Natürlich besteht eine Konkurrenzsituation zwischen bisherigen Meinungs-Machthabern, und der Grundeinkommensidee an sich, da die Idee perfiderweise Gegensätze zwischen den Menschen aufzuheben versucht, und dies für jene, die auf den sogenannten gesellschaftlichen Antagonismen ihr ideologisches Weltbild aufbauen, sehr ärgerlich ist.
Besonders sich radikal orientierende Weltbilder sind durch das Grundeinkommen bedroht, so daß sich deren Protagonisten neu platzieren müssen und innerhalb der Grundeinkommensbewegung ihre "alten" Feinde suchen. Aber radikale Gesellschaftskonzepte, links wie rechts, haben in ihrer meist totalitären Ausformung den Menschen nur Unglück beschert. Z.B. ehemalige DDR-Bewohner können heute noch davon berichten.

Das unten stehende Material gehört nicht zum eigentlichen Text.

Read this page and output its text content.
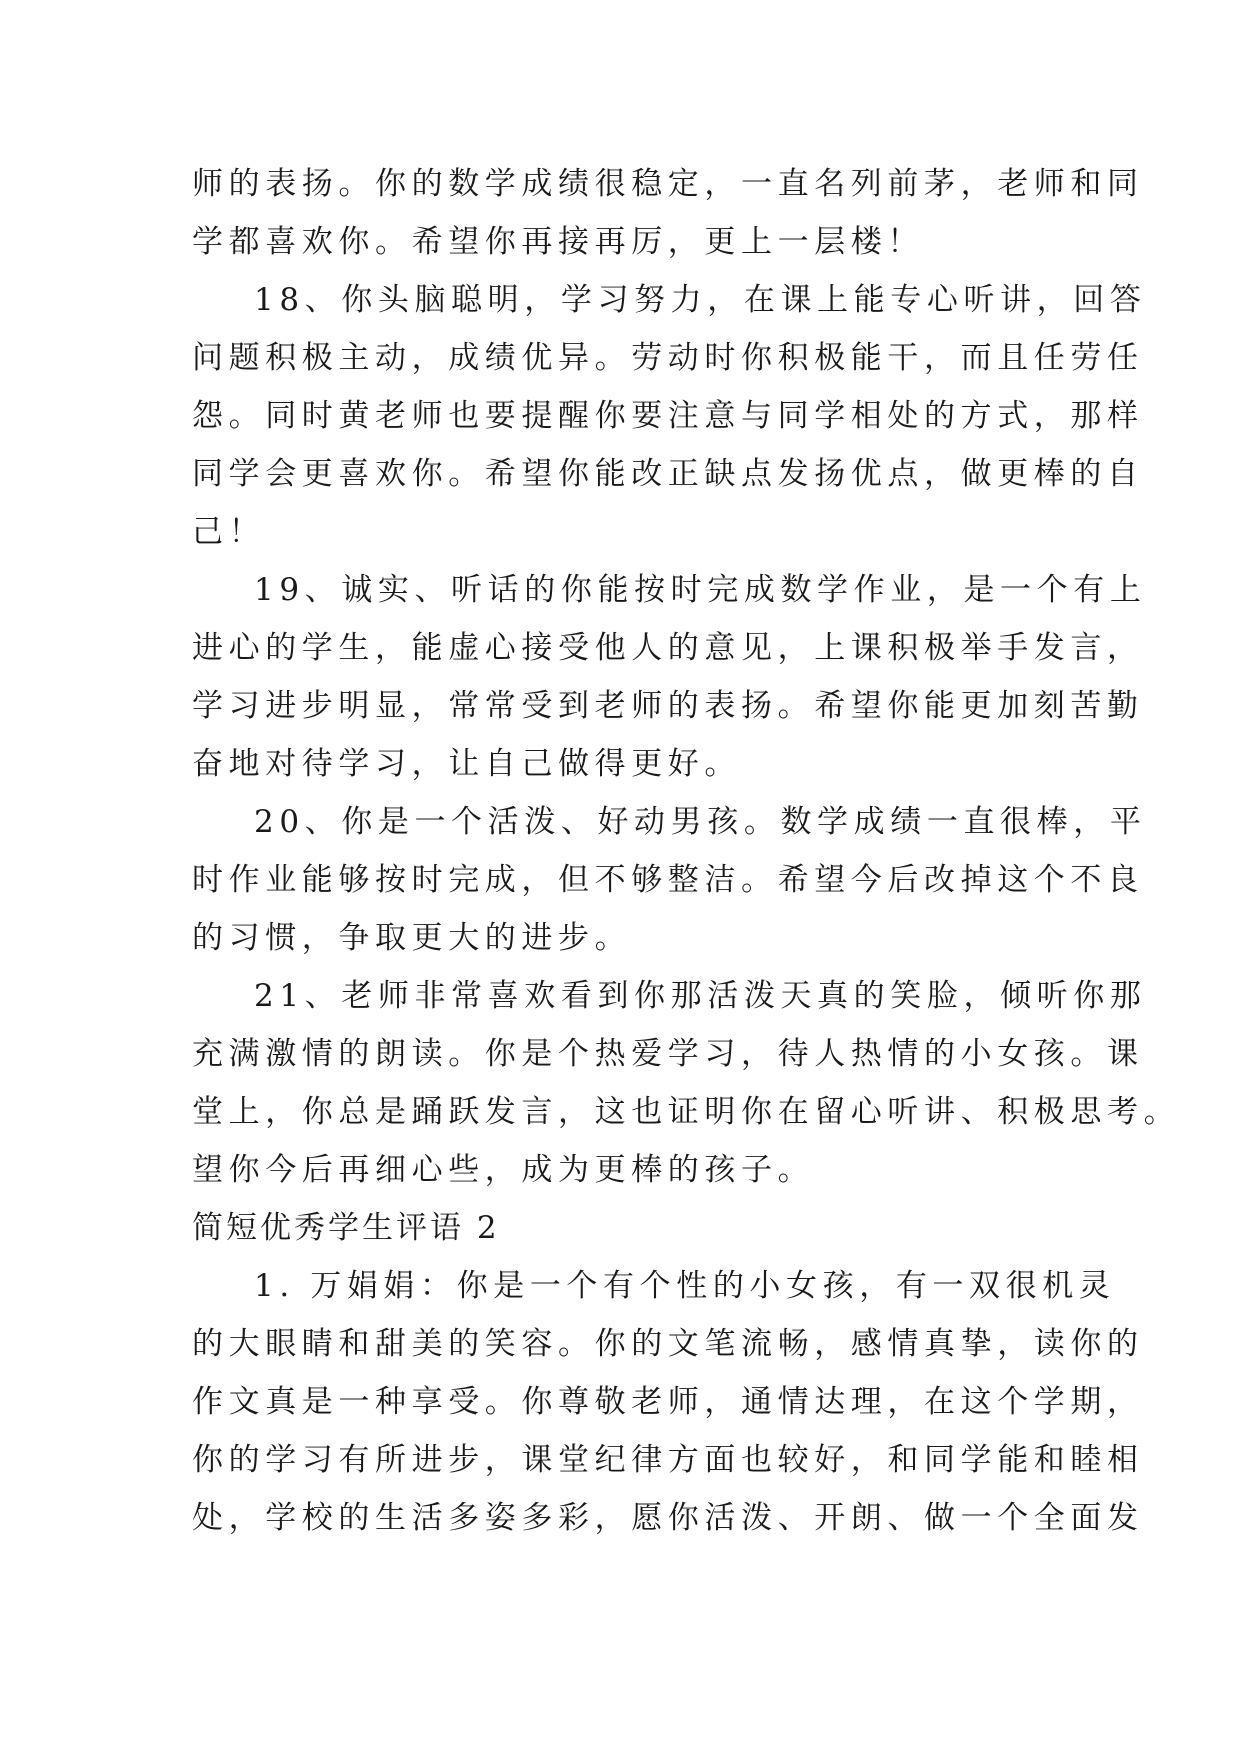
师的表扬。你的数学成绩很稳定，一直名列前茅，老师和同
学都喜欢你。希望你再接再厉，更上一层楼！
18、你头脑聪明，学习努力，在课上能专心听讲，回答
问题积极主动，成绩优异。劳动时你积极能干，而且任劳任
怨。同时黄老师也要提醒你要注意与同学相处的方式，那样
同学会更喜欢你。希望你能改正缺点发扬优点，做更棒的自
己！
19、诚实、听话的你能按时完成数学作业，是一个有上
进心的学生，能虚心接受他人的意见，上课积极举手发言，
学习进步明显，常常受到老师的表扬。希望你能更加刻苦勤
奋地对待学习，让自己做得更好。
20、你是一个活泼、好动男孩。数学成绩一直很棒，平
时作业能够按时完成，但不够整洁。希望今后改掉这个不良
的习惯，争取更大的进步。
21、老师非常喜欢看到你那活泼天真的笑脸，倾听你那
充满激情的朗读。你是个热爱学习，待人热情的小女孩。课
堂上，你总是踊跃发言，这也证明你在留心听讲、积极思考。
望你今后再细心些，成为更棒的孩子。
简短优秀学生评语 2
1. 万娟娟：你是一个有个性的小女孩，有一双很机灵
的大眼睛和甜美的笑容。你的文笔流畅，感情真挚，读你的
作文真是一种享受。你尊敬老师，通情达理，在这个学期，
你的学习有所进步，课堂纪律方面也较好，和同学能和睦相
处，学校的生活多姿多彩，愿你活泼、开朗、做一个全面发
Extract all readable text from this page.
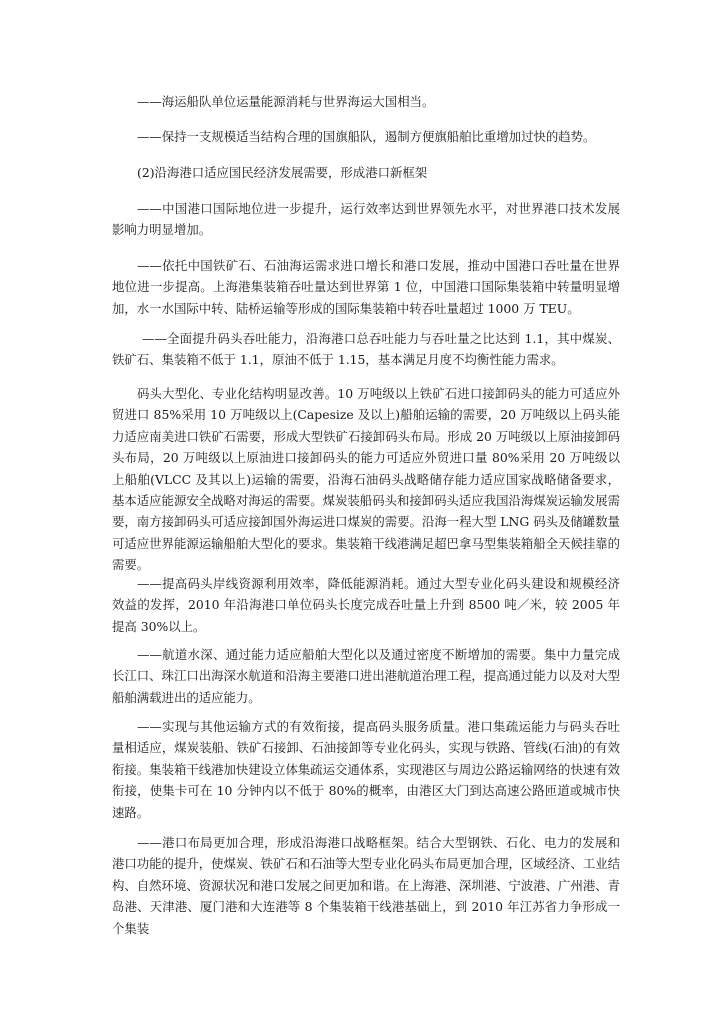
——海运船队单位运量能源消耗与世界海运大国相当。

——保持一支规模适当结构合理的国旗船队，遏制方便旗船舶比重增加过快的趋势。

(2)沿海港口适应国民经济发展需要，形成港口新框架

——中国港口国际地位进一步提升，运行效率达到世界领先水平，对世界港口技术发展影响力明显增加。

——依托中国铁矿石、石油海运需求进口增长和港口发展，推动中国港口吞吐量在世界地位进一步提高。上海港集装箱吞吐量达到世界第 1 位，中国港口国际集装箱中转量明显增加，水一水国际中转、陆桥运输等形成的国际集装箱中转吞吐量超过 1000 万 TEU。

——全面提升码头吞吐能力，沿海港口总吞吐能力与吞吐量之比达到 1.1，其中煤炭、铁矿石、集装箱不低于 1.1，原油不低于 1.15，基本满足月度不均衡性能力需求。

码头大型化、专业化结构明显改善。10 万吨级以上铁矿石进口接卸码头的能力可适应外贸进口 85%采用 10 万吨级以上(Capesize 及以上)船舶运输的需要，20 万吨级以上码头能力适应南美进口铁矿石需要，形成大型铁矿石接卸码头布局。形成 20 万吨级以上原油接卸码头布局，20 万吨级以上原油进口接卸码头的能力可适应外贸进口量 80%采用 20 万吨级以上船舶(VLCC 及其以上)运输的需要，沿海石油码头战略储存能力适应国家战略储备要求，基本适应能源安全战略对海运的需要。煤炭装船码头和接卸码头适应我国沿海煤炭运输发展需要，南方接卸码头可适应接卸国外海运进口煤炭的需要。沿海一程大型 LNG 码头及储罐数量可适应世界能源运输船舶大型化的要求。集装箱干线港满足超巴拿马型集装箱船全天候挂靠的需要。

——提高码头岸线资源利用效率，降低能源消耗。通过大型专业化码头建设和规模经济效益的发挥，2010 年沿海港口单位码头长度完成吞吐量上升到 8500 吨／米，较 2005 年提高 30%以上。

——航道水深、通过能力适应船舶大型化以及通过密度不断增加的需要。集中力量完成长江口、珠江口出海深水航道和沿海主要港口进出港航道治理工程，提高通过能力以及对大型船舶满载进出的适应能力。

——实现与其他运输方式的有效衔接，提高码头服务质量。港口集疏运能力与码头吞吐量相适应，煤炭装船、铁矿石接卸、石油接卸等专业化码头，实现与铁路、管线(石油)的有效衔接。集装箱干线港加快建设立体集疏运交通体系，实现港区与周边公路运输网络的快速有效衔接，使集卡可在 10 分钟内以不低于 80%的概率，由港区大门到达高速公路匝道或城市快速路。

——港口布局更加合理，形成沿海港口战略框架。结合大型钢铁、石化、电力的发展和港口功能的提升，使煤炭、铁矿石和石油等大型专业化码头布局更加合理，区域经济、工业结构、自然环境、资源状况和港口发展之间更加和谐。在上海港、深圳港、宁波港、广州港、青岛港、天津港、厦门港和大连港等 8 个集装箱干线港基础上，到 2010 年江苏省力争形成一个集装
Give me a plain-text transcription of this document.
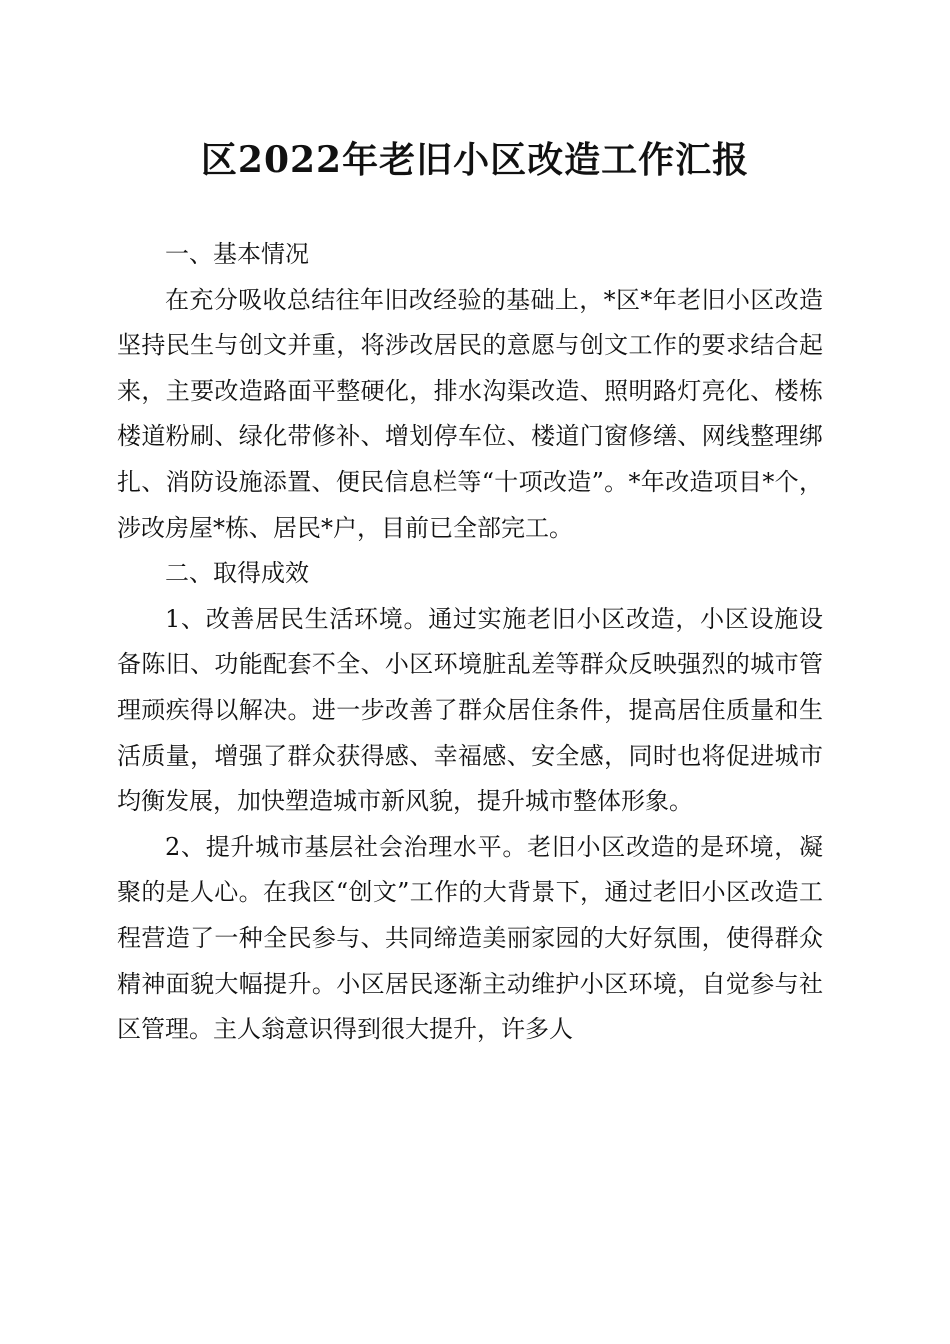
区2022年老旧小区改造工作汇报
一、基本情况

在充分吸收总结往年旧改经验的基础上，*区*年老旧小区改造坚持民生与创文并重，将涉改居民的意愿与创文工作的要求结合起来，主要改造路面平整硬化，排水沟渠改造、照明路灯亮化、楼栋楼道粉刷、绿化带修补、增划停车位、楼道门窗修缮、网线整理绑扎、消防设施添置、便民信息栏等“十项改造”。*年改造项目*个，涉改房屋*栋、居民*户，目前已全部完工。

二、取得成效

1、改善居民生活环境。通过实施老旧小区改造，小区设施设备陈旧、功能配套不全、小区环境脏乱差等群众反映强烈的城市管理顽疾得以解决。进一步改善了群众居住条件，提高居住质量和生活质量，增强了群众获得感、幸福感、安全感，同时也将促进城市均衡发展，加快塑造城市新风貌，提升城市整体形象。

2、提升城市基层社会治理水平。老旧小区改造的是环境，凝聚的是人心。在我区“创文”工作的大背景下，通过老旧小区改造工程营造了一种全民参与、共同缔造美丽家园的大好氛围，使得群众精神面貌大幅提升。小区居民逐渐主动维护小区环境，自觉参与社区管理。主人翁意识得到很大提升，许多人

Die politischen Parteien, lehnen allesamt die Grundeinkommensidee ab, mit kuriosen Argumenten, was man auf der Internetseite "abgeordnetenwatch" gut nachlesen kann. Hier sind die Lobbyisten am Werk, die ihre Felle davonschwimmen sehen, wenn die Bürger anfangen selber zu denken, ihre Gesellschaft selber gestalten, Transparenz ins wirtschaftliche und finanzpolitische Geschehen bringen und eine dringender denn je notwendige Existenzsicherung, unabhängig von den wirtschaftlichen Ereignissen, für alle Menschen fordern.